Friday, August 24, 2018

Hardanger -- main parts together at last

Slow, but still plugging away.  Glued the back on my first Hardanger this morning, after fitting the neck yesterday, and after gluing the top to the ribs last week, which came after taking the ribs off the form, trimming the linings and blocks.

This afternoon, I will clean up the pegbox on my viola, including cutting the fluting around the outside.  Once that is done I can attach it to the assembled top and ribs.  Not the method I was taught, but one that I've used on my last couple of fiddles.  The old makers in Cremona used to nail on the neck before fitting the top and back to the ribs.  Current common method is to assemble the body, so that the top and back are glued to the ribs, then fit the neck.  Different ways, and one can defend any one of them. 

Repairs keep me in groceries and away from the new making.  Just the way it is in most violin shops.  An interesting fiddle came in last week for repair.  Fingerboard got knocked off.

Used to belong to Dwayne Youngblood, a well-known fiddler in our area.  Now belongs to someone else, who really enjoys playing it.  Got the fingerboard cleaned up and glued back into place.

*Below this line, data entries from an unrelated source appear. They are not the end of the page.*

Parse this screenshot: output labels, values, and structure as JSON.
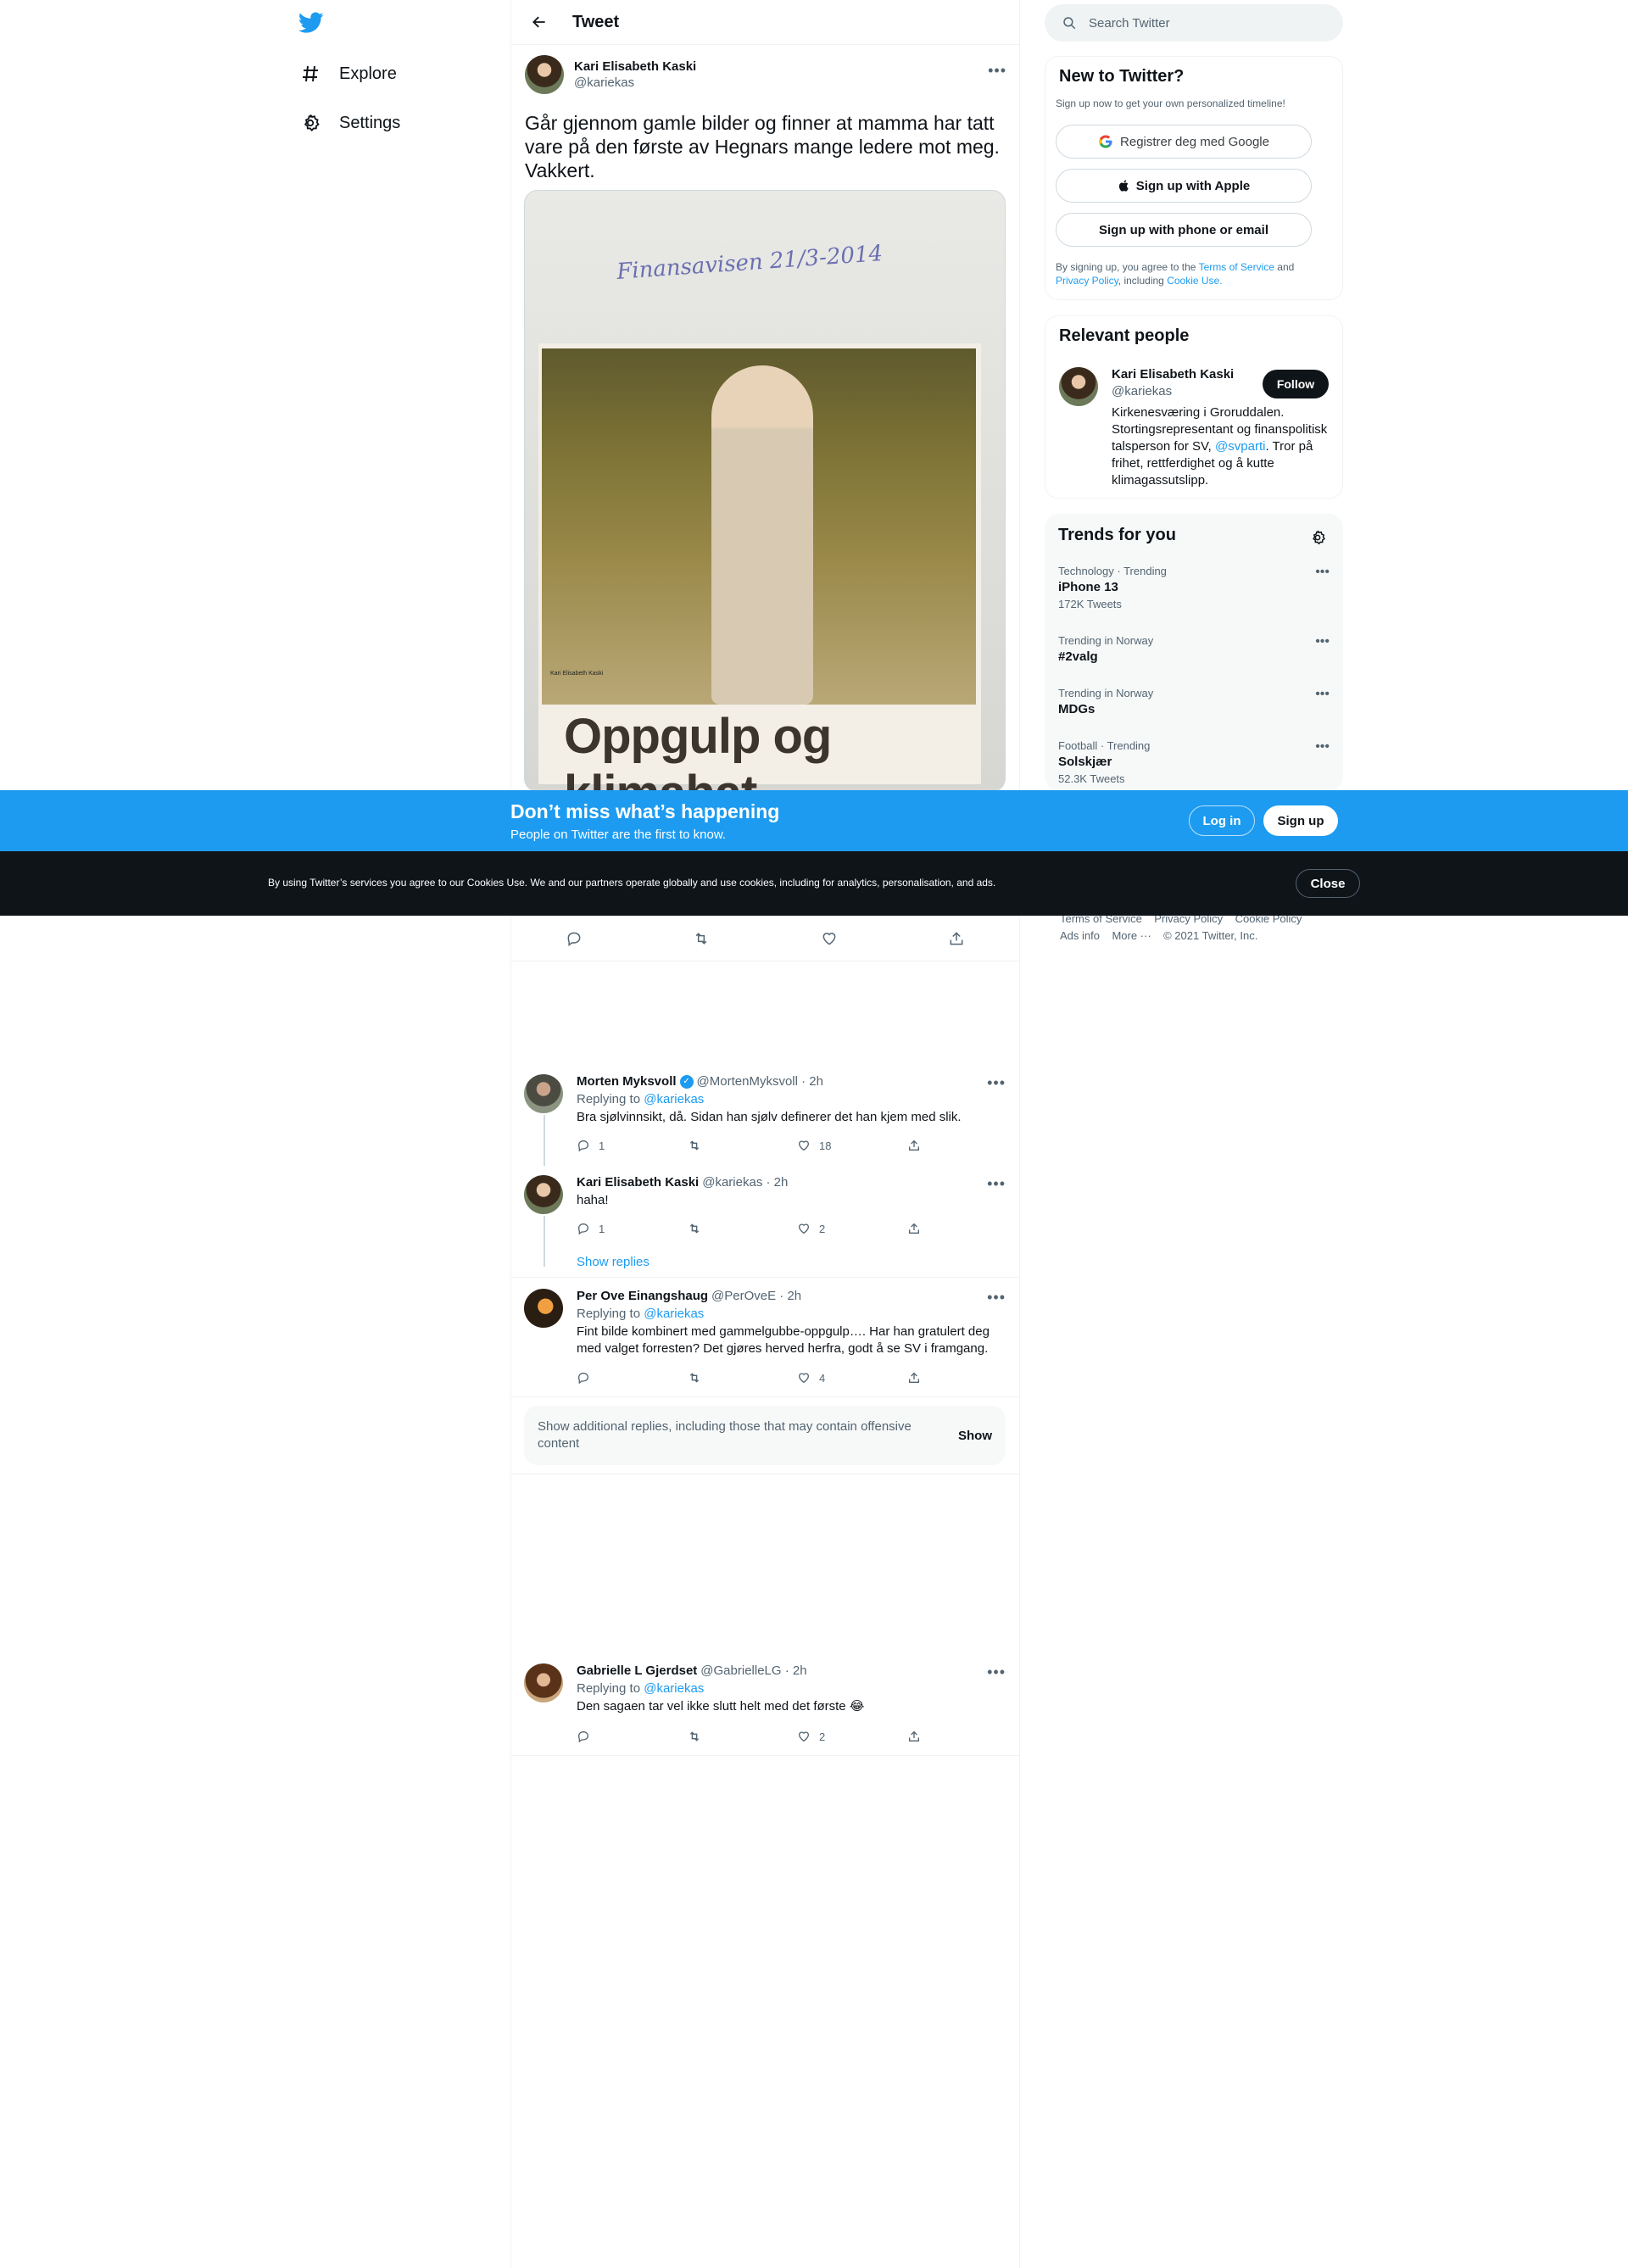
{
  "nav": {
    "items": [
      {
        "label": "Explore",
        "icon": "hashtag-icon"
      },
      {
        "label": "Settings",
        "icon": "gear-icon"
      }
    ]
  },
  "header": {
    "title": "Tweet"
  },
  "tweet": {
    "name": "Kari Elisabeth Kaski",
    "handle": "@kariekas",
    "text": "Går gjennom gamle bilder og finner at mamma har tatt vare på den første av Hegnars mange ledere mot meg. Vakkert.",
    "photo": {
      "handwriting": "Finansavisen 21/3-2014",
      "small_caption": "Kari Elisabeth Kaski",
      "headline": "Oppgulp og klimahat"
    }
  },
  "replies": [
    {
      "name": "Morten Myksvoll",
      "verified": true,
      "handle_time": "@MortenMyksvoll · 2h",
      "replying_prefix": "Replying to",
      "replying_to": "@kariekas",
      "text": "Bra sjølvinnsikt, då. Sidan han sjølv definerer det han kjem med slik.",
      "replies": "1",
      "retweets": "",
      "likes": "18"
    },
    {
      "name": "Kari Elisabeth Kaski",
      "handle_time": "@kariekas · 2h",
      "text": "haha!",
      "replies": "1",
      "retweets": "",
      "likes": "2",
      "show_replies": "Show replies"
    },
    {
      "name": "Per Ove Einangshaug",
      "handle_time": "@PerOveE · 2h",
      "replying_prefix": "Replying to",
      "replying_to": "@kariekas",
      "text": "Fint bilde kombinert med gammelgubbe-oppgulp…. Har han gratulert deg med valget forresten? Det gjøres herved herfra, godt å se SV i framgang.",
      "replies": "",
      "retweets": "",
      "likes": "4"
    },
    {
      "name": "Gabrielle L Gjerdset",
      "handle_time": "@GabrielleLG · 2h",
      "replying_prefix": "Replying to",
      "replying_to": "@kariekas",
      "text": "Den sagaen tar vel ikke slutt helt med det første 😂",
      "replies": "",
      "retweets": "",
      "likes": "2"
    }
  ],
  "show_more": {
    "text": "Show additional replies, including those that may contain offensive content",
    "button": "Show"
  },
  "search": {
    "placeholder": "Search Twitter"
  },
  "new_to_twitter": {
    "title": "New to Twitter?",
    "subtitle": "Sign up now to get your own personalized timeline!",
    "google": "Registrer deg med Google",
    "apple": "Sign up with Apple",
    "phone": "Sign up with phone or email",
    "terms_prefix": "By signing up, you agree to the",
    "terms": "Terms of Service",
    "and": "and",
    "privacy": "Privacy Policy",
    "including": ", including",
    "cookie": "Cookie Use."
  },
  "relevant": {
    "title": "Relevant people",
    "name": "Kari Elisabeth Kaski",
    "handle": "@kariekas",
    "follow": "Follow",
    "bio_1": "Kirkenesværing i Groruddalen. Stortingsrepresentant og finanspolitisk talsperson for SV,",
    "bio_link": "@svparti",
    "bio_2": ". Tror på frihet, rettferdighet og å kutte klimagassutslipp."
  },
  "trends": {
    "title": "Trends for you",
    "items": [
      {
        "meta": "Technology · Trending",
        "name": "iPhone 13",
        "count": "172K Tweets"
      },
      {
        "meta": "Trending in Norway",
        "name": "#2valg",
        "count": ""
      },
      {
        "meta": "Trending in Norway",
        "name": "MDGs",
        "count": ""
      },
      {
        "meta": "Football · Trending",
        "name": "Solskjær",
        "count": "52.3K Tweets"
      }
    ]
  },
  "footer": {
    "terms": "Terms of Service",
    "privacy": "Privacy Policy",
    "cookie": "Cookie Policy",
    "ads": "Ads info",
    "more": "More ···",
    "copyright": "© 2021 Twitter, Inc."
  },
  "banner": {
    "title": "Don’t miss what’s happening",
    "subtitle": "People on Twitter are the first to know.",
    "login": "Log in",
    "signup": "Sign up"
  },
  "cookie_bar": {
    "text": "By using Twitter’s services you agree to our Cookies Use. We and our partners operate globally and use cookies, including for analytics, personalisation, and ads.",
    "close": "Close"
  },
  "colors": {
    "accent": "#1d9bf0",
    "text": "#0f1419",
    "muted": "#536471",
    "cookie_bg": "#0f1419"
  }
}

A German del Gesu, with ornate bits.

And a label to boot.

Speaking of labels, I put one inside my Hardanger before I buttoned it up.  In my fiddle-making, I usually wait until after the instrument is varnished to put in the label, it being easy enough to fish one in through the f-hole.  But on the Hardanger, the soundholes have overlapping wings, so I wasn't sure how easy it was to get one in after closing the box.  Made a quick one up, the tried it inside in the usual spot, under the bass-side soundhole.  Can't see it from the bass side.  Can see it from the treble soundhole, looking across, but then it's upside down.  So I placed it upside-down on the bass side so that it would be right-side up when seen from the treble side. 

I haven't paid enough attention to what other Hardanger makers do to know what the common practice is for labels.  I don't think much about my own labels.  But of these two labels shown here, one of them is real.